Do outro lado, a repressão militar fortalece os islamitas mais adeptos de uma resposta igualmente violenta. Facções muçulmanas, algumas das quais chegaram a se opor à Irmandade Muçulmana, agora unem forças com o grupo. Entre os resultados da radicalização estão os ataques a igrejas cristãs, o que remete a um cenário muito similar ao da Síria, onde os cristãos preferem a permanência do ditador Bashar Assad não por causa de suas eventuais virtudes, mas porque a opção – um regime islâmico – seria ainda pior para eles.

Aliás, a situação egípcia não evoca paralelos apenas com o banho de sangue sírio, mas também recorda o ocorrido na Argélia, em 1991. Após o sucesso da Frente Islâmica de Salvação (FIS) na primeira rodada das eleições parlamentares, conquistando 47% das cadeiras definidas na ocasião, os militares cancelaram o segundo turno (no qual, acreditava-se, a FIS conseguiria mais parlamentares e teria maioria suficiente para mudar a Constituição), removeram o presidente e baniram a FIS. O resultado foi uma guerra civil que durou dez anos e, apesar da derrota dos islamitas, deu origem a grupos ativos até hoje, como a Al-Qaeda no Magreb Islâmico. O número de mortos na Argélia está estimado entre 44 mil e 200 mil pessoas. O Egito ainda não chegou a esse ponto, mas as semelhanças no roteiro são motivo de grande preocupação.

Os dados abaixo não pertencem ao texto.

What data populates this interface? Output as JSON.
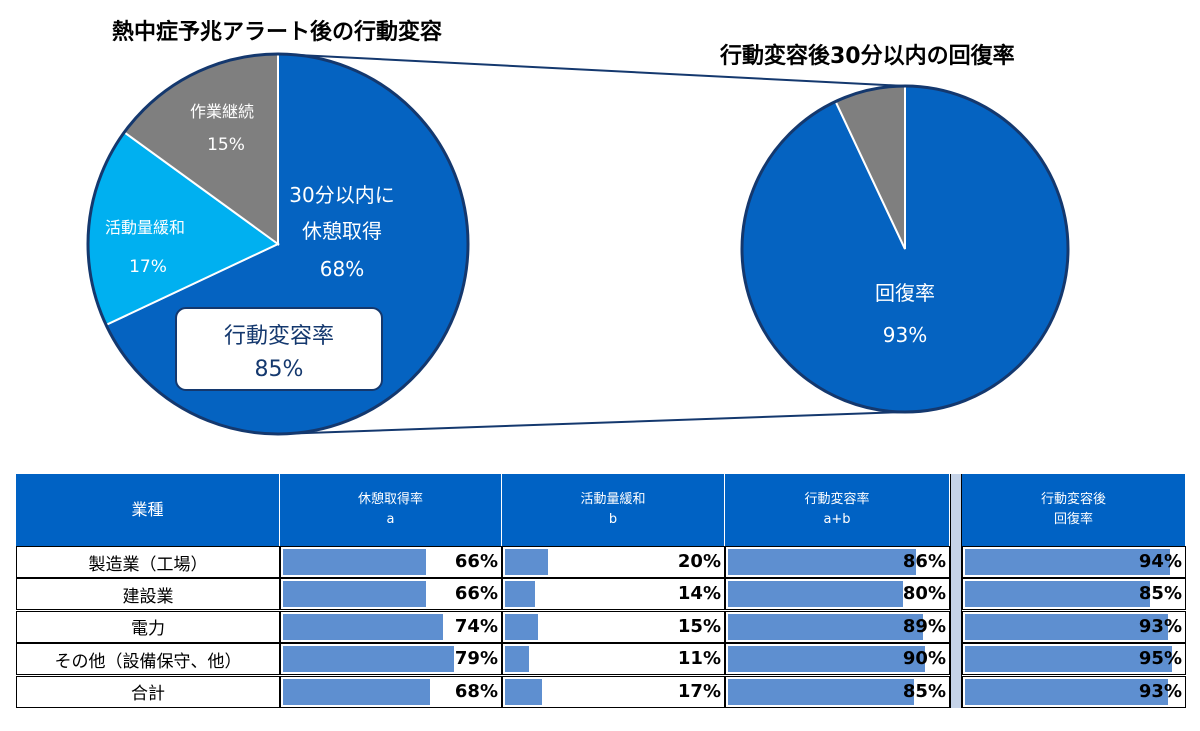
{
  "chart_data": [
    {
      "type": "pie",
      "title": "熱中症予兆アラート後の行動変容",
      "slices": [
        {
          "name": "30分以内に\n休憩取得",
          "value": 68,
          "label": "68%",
          "color": "#0563c1"
        },
        {
          "name": "活動量緩和",
          "value": 17,
          "label": "17%",
          "color": "#00b0f0"
        },
        {
          "name": "作業継続",
          "value": 15,
          "label": "15%",
          "color": "#7f7f7f"
        }
      ],
      "callout": {
        "label": "行動変容率",
        "value": "85%"
      }
    },
    {
      "type": "pie",
      "title": "行動変容後30分以内の回復率",
      "slices": [
        {
          "name": "回復率",
          "value": 93,
          "label": "93%",
          "color": "#0563c1"
        },
        {
          "name": "",
          "value": 7,
          "label": "",
          "color": "#7f7f7f"
        }
      ]
    },
    {
      "type": "table",
      "columns": [
        {
          "label": "業種",
          "sub": ""
        },
        {
          "label": "休憩取得率",
          "sub": "a"
        },
        {
          "label": "活動量緩和",
          "sub": "b"
        },
        {
          "label": "行動変容率",
          "sub": "a+b"
        },
        {
          "label": "行動変容後",
          "sub": "回復率"
        }
      ],
      "rows": [
        {
          "industry": "製造業（工場）",
          "values": [
            66,
            20,
            86,
            94
          ],
          "labels": [
            "66%",
            "20%",
            "86%",
            "94%"
          ]
        },
        {
          "industry": "建設業",
          "values": [
            66,
            14,
            80,
            85
          ],
          "labels": [
            "66%",
            "14%",
            "80%",
            "85%"
          ]
        },
        {
          "industry": "電力",
          "values": [
            74,
            15,
            89,
            93
          ],
          "labels": [
            "74%",
            "15%",
            "89%",
            "93%"
          ]
        },
        {
          "industry": "その他（設備保守、他）",
          "values": [
            79,
            11,
            90,
            95
          ],
          "labels": [
            "79%",
            "11%",
            "90%",
            "95%"
          ]
        },
        {
          "industry": "合計",
          "values": [
            68,
            17,
            85,
            93
          ],
          "labels": [
            "68%",
            "17%",
            "85%",
            "93%"
          ]
        }
      ]
    }
  ]
}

E presos entre os dois lados do conflito estão os egípcios comuns, muitos dos quais pediram a saída do presidente Mursi, mas que também não aceitam um regime autoritário militar – afinal, foi justamente contra uma ditadura similar que eles haviam ido às ruas no início da Primavera Árabe, em 2011. Conscientes desse histórico, os militares deveriam deixar as tropas nos quartéis e dirigir esforços para a organização de eleições imediatas, para o Executivo e o Legislativo, garantindo não só a participação dos islamitas (de forma que, se eles não participarem, terá sido por escolha própria), mas também o respeito ao resultado, seja qual for. Há tempo para impedir o Egito de seguir o caminho da Síria e da Argélia; o que vem faltando é disposição para o diálogo.